Most experts make cultural and institutional arguments.

Culturally, student athletes are not seen as "normal" students – rather, they provide a service to the college. Where most students get something from the college, student athletes give to the college, and we should be so lucky to have them grace us with their presence. It is a part of the status quo: high-status students on campus are athletes, especially males who play the most popular sports, like football, basketball, or baseball. These students carry social privilege.

Obviously, athletes are not naturally ethically worse than other students. I am simply saying that absolutely no one is immune to the culture that surrounds him/her, and we have a weird culture.

On average, athletes are more likely than other students on campus to buy into the cross-cultural concept of robust masculinity, which, in extreme cases, can lead to increased sexual aggression. Don't just take it from a non-athlete like me. Even Kareem Abdul-Jabbar, an NBA champion and a former UCLA basketball player, declared the cultural privilege from which he benefited.

"I'm especially aware of the culture of entitlement that athletes feel... they strut around campus with the belief that they can do no wrong."

I am not going to sugarcoat the point that we all know well: football players are comparable to celebrities on campus, which has dangerous implications for a certain untouchability in mindsets.

Institutionally, colleges are as inclined to protect the perpetrator over non-athletic peers. A Senate report concluded that administrators tend to do three actions to protect their athletes, and therefore, their brand.

1. Higher-ups at the school discourage victims from reporting to police outside of the university. In this method, they let the campus police "handle it" and not report to less-biased city forces.

2. Admins downplay an assault's severity, making it less 'criminal', more unintentional and of an event to "move on from".

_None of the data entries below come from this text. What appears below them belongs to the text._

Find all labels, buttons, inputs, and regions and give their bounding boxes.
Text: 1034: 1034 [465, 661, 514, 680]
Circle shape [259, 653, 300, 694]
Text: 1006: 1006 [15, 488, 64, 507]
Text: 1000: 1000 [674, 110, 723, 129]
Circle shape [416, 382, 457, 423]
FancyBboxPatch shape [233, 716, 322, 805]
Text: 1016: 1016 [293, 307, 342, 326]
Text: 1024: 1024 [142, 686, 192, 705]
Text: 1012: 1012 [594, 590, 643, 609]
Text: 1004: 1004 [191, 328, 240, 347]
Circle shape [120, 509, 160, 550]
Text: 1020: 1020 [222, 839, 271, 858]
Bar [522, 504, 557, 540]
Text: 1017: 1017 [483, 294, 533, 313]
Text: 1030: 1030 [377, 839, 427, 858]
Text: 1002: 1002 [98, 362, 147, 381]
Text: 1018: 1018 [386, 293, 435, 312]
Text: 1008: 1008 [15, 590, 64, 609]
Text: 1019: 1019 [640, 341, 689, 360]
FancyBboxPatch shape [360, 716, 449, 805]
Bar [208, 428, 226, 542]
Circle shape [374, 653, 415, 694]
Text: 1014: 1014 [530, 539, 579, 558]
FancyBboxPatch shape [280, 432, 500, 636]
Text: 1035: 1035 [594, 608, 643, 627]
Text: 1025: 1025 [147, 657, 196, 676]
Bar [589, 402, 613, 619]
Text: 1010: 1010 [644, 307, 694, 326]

3. The athletic department can work with the administration and strategically delay proceedings while athletes finish their season.

If these three things are not enough as far as systemic ethical transgressions go, when athletes are found responsible for sexual assault, they may face small consequences.

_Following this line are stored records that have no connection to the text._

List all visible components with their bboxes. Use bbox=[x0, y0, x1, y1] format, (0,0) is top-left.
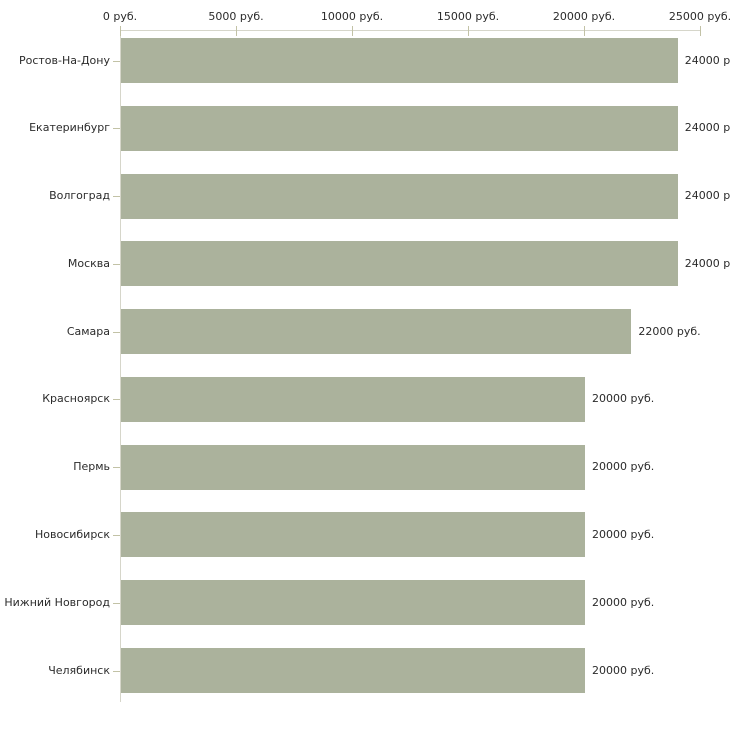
bar bbox=[121, 173, 678, 219]
y-tick-mark bbox=[113, 128, 120, 130]
value-label: 20000 руб. bbox=[592, 527, 655, 541]
y-tick-mark bbox=[113, 602, 120, 604]
bar bbox=[121, 241, 678, 287]
category-label: Челябинск bbox=[48, 663, 110, 677]
y-tick-mark bbox=[113, 467, 120, 469]
x-tick-label: 5000 руб. bbox=[208, 10, 264, 23]
x-tick-mark bbox=[700, 26, 701, 36]
bar bbox=[121, 376, 585, 422]
category-label: Новосибирск bbox=[34, 527, 110, 541]
x-tick-label: 25000 руб. bbox=[668, 10, 730, 23]
y-tick-mark bbox=[113, 331, 120, 333]
x-tick-mark bbox=[236, 26, 237, 36]
y-tick-mark bbox=[113, 399, 120, 401]
category-label: Красноярск bbox=[42, 392, 110, 406]
x-tick-label: 15000 руб. bbox=[436, 10, 500, 23]
bar bbox=[121, 105, 678, 151]
bar bbox=[121, 648, 585, 694]
category-label: Нижний Новгород bbox=[4, 595, 110, 609]
category-label: Пермь bbox=[73, 460, 110, 474]
value-label: 22000 руб. bbox=[638, 324, 701, 338]
category-label: Ростов-На-Дону bbox=[18, 53, 110, 67]
y-tick-mark bbox=[113, 60, 120, 62]
value-label: 20000 руб. bbox=[592, 595, 655, 609]
y-axis-line bbox=[120, 30, 121, 702]
y-tick-mark bbox=[113, 534, 120, 536]
bar bbox=[121, 309, 632, 355]
category-label: Москва bbox=[67, 256, 110, 270]
value-label: 20000 руб. bbox=[592, 392, 655, 406]
value-label: 24000 руб. bbox=[684, 121, 730, 135]
value-label: 24000 руб. bbox=[684, 256, 730, 270]
value-label: 24000 руб. bbox=[684, 53, 730, 67]
x-tick-mark bbox=[120, 26, 121, 36]
value-label: 20000 руб. bbox=[592, 663, 655, 677]
x-tick-mark bbox=[468, 26, 469, 36]
y-tick-mark bbox=[113, 263, 120, 265]
category-label: Волгоград bbox=[49, 189, 110, 203]
x-tick-label: 10000 руб. bbox=[320, 10, 384, 23]
category-label: Екатеринбург bbox=[29, 121, 110, 135]
x-tick-mark bbox=[584, 26, 585, 36]
bar bbox=[121, 580, 585, 626]
bar bbox=[121, 512, 585, 558]
value-label: 24000 руб. bbox=[684, 189, 730, 203]
y-tick-mark bbox=[113, 196, 120, 198]
x-tick-label: 0 руб. bbox=[102, 10, 138, 23]
bar bbox=[121, 38, 678, 83]
x-tick-mark bbox=[352, 26, 353, 36]
bar bbox=[121, 444, 585, 490]
value-label: 20000 руб. bbox=[592, 460, 655, 474]
y-tick-mark bbox=[113, 670, 120, 672]
x-tick-label: 20000 руб. bbox=[552, 10, 616, 23]
x-axis-line bbox=[120, 30, 701, 31]
category-label: Самара bbox=[66, 324, 110, 338]
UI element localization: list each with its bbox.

Just to pull an infamous example from my home state of Texas, Baylor University continues to wrestle with how to deal with battery; I don't need to go over the sheer amount of claims that they were conscious and compliant to most allegations of assault involving their student-athletes.

So, not only is our mindset messed up, but the administration who is supposed to protect us is similarly bungled.

Obviously, athletes are not bad people, only people that are subject to their environment and protected by their talent. But crime is crime. The unnamed victim of Brock Turner said it well as she argued that being "an athlete at a university should not be an entitlement to leniency, but an opportunity to send a message that sexual assault is against the law" no matter your status.

Throwing a ball does not make someone above the rules.

Yes, I realize that my words have become trite. Scary articles, documentaries, and books about the sheer magnitude of sexual crime in college abound. But I see my seemingly-repetitive diction more as a reflection of our fallen collegiate system, rather than of myself.

With my article, I only ask that you keep fighting for victims like my childhood friend, for the classmate who sits next to you in lecture, for yourself. This institutional and social discrepancy of "athletics above all else" happens at more universities than I had the breath to mention.

Your first step is taking a searing examination at the failure of American universities to grapple successfully with campus rape in the systematic pattern of protecting student athletes more than other students. The next steps follow naturally. Take part in the activism at your school, encourage survivors, and productively confront the problem. Fear not, the policies will change with your effort.

Politics aside, we are in a time for you to continue speaking the truth, even if your voice trembles.